Without more information, my guess is that your problem is that foo
cannot be found when you're running your tests for bar
(e.g. a ValueError: Attempted relative import in non-package
). If that's the case, then your problem is likely due to your project's file/dir organization (see this SO post for a solution).
Alternatively, perhaps your problem is that you don't have the foo
package located within bar
as a submodule. Or maybe you don't have foo
pip installed globally. If this is the case, then you need to set up a virtual environment (the built-in venv library is one way) where foo
is pip installed. You mentioned that foo
isn't on PyPi, but if you've got it on GitHub you can easily add it to a requirements.txt
to have it pulled and installed within your virtual environment.

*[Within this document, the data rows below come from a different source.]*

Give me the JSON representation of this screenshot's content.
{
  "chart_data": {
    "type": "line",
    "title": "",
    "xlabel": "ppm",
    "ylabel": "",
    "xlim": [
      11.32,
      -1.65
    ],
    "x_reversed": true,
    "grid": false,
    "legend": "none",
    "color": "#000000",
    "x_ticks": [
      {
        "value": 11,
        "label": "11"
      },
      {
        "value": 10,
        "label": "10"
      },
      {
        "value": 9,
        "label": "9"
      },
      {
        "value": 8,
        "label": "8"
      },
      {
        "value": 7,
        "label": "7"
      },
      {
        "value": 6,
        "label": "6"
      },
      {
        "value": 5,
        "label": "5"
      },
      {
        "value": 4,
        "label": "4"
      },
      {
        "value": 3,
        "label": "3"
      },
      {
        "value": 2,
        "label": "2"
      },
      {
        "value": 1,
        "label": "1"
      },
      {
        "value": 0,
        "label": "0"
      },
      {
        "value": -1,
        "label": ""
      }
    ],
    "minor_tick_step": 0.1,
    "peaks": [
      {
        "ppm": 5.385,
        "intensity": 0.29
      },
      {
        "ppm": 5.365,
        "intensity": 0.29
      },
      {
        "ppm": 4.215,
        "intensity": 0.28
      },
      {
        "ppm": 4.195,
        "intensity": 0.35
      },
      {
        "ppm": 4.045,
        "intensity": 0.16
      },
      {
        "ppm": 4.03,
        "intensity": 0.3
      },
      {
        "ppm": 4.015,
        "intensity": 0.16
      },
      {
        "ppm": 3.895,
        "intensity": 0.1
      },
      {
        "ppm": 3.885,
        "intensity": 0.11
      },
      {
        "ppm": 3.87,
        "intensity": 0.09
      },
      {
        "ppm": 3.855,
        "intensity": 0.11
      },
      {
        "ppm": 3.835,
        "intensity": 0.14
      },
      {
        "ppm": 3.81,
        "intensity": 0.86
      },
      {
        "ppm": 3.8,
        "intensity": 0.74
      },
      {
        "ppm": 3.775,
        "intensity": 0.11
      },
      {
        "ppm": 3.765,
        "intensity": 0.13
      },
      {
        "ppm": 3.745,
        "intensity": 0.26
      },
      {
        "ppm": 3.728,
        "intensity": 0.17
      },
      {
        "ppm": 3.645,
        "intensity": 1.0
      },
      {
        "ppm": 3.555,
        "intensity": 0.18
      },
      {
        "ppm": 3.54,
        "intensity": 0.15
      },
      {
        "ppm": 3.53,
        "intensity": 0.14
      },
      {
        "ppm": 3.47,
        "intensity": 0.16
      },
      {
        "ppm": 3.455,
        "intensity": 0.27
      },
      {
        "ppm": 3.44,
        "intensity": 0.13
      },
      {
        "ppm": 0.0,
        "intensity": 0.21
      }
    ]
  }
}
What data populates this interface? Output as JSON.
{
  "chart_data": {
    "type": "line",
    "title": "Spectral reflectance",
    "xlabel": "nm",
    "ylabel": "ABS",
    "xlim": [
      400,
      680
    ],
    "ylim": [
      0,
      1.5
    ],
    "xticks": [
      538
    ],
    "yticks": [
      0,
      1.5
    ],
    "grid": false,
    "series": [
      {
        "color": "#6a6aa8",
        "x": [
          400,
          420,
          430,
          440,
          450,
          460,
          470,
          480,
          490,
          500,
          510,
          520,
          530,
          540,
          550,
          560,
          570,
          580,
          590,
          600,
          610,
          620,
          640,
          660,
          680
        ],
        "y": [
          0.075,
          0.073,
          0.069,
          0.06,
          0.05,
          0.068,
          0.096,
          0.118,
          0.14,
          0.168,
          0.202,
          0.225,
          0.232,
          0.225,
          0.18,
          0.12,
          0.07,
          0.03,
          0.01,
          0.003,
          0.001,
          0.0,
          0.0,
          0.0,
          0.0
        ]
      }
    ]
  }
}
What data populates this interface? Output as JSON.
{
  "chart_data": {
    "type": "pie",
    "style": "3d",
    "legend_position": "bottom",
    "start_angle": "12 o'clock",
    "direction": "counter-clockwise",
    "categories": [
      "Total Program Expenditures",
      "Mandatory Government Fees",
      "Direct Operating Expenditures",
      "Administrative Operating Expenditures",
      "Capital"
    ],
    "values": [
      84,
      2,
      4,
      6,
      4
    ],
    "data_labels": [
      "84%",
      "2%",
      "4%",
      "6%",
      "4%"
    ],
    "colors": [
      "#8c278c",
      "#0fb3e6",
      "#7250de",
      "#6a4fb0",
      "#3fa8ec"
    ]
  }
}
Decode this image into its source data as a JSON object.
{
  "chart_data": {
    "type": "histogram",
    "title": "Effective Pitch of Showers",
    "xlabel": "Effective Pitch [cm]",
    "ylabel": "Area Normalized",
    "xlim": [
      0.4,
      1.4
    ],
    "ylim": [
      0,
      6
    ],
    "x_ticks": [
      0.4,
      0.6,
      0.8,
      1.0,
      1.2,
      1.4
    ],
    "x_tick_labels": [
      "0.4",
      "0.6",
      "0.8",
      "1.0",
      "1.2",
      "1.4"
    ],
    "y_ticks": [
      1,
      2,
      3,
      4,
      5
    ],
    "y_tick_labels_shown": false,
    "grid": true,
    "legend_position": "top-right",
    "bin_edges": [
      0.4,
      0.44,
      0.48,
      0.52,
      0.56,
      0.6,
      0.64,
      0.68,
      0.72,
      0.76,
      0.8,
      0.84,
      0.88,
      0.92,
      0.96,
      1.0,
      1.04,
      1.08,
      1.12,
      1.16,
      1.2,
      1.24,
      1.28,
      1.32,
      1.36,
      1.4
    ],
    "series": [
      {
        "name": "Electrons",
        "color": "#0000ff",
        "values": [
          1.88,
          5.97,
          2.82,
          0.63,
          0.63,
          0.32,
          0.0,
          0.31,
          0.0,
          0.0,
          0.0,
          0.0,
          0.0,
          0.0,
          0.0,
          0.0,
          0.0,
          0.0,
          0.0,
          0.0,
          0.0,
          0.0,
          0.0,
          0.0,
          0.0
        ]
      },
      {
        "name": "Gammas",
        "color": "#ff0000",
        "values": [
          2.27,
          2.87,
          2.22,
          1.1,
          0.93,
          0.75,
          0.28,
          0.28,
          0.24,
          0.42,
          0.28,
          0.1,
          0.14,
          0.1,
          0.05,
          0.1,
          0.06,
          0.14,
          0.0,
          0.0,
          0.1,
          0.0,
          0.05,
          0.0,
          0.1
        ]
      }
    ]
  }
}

If those solutions don't answer your question, then maybe you're in fact asking about how you can control the behavior of foo
when bar
is under test? If so, then you should look into mocking and/or patching, which are ways you can create an 'fake' object within your test suite to imitate and substitute for another object within your program. In your case, you want to patch foo
so that your test(s) for bar
don't depend on how foo
behaves. Isolating bar
like this is integral to the concept of unit testing.
Assuming you're using unittest
, there's the excellent unittest.mock
module. unittest.mock
provides a class called Mock
that you can use to imitate real objects in your codebase. The library also provides a function called patch()
that replaces the real objects in your code with Mock
instances. You can use patch()
as either a decorator or a context manager, giving you control over the scope in which the object will be mocked. Once the designated scope exits, patch()
will clean up your code by replacing the mocked objects with their original counterparts. I've found this article to be handy when getting started with Mock
and patch()
.
Hopefully I somehow answered your question. If not, let me know and I can update!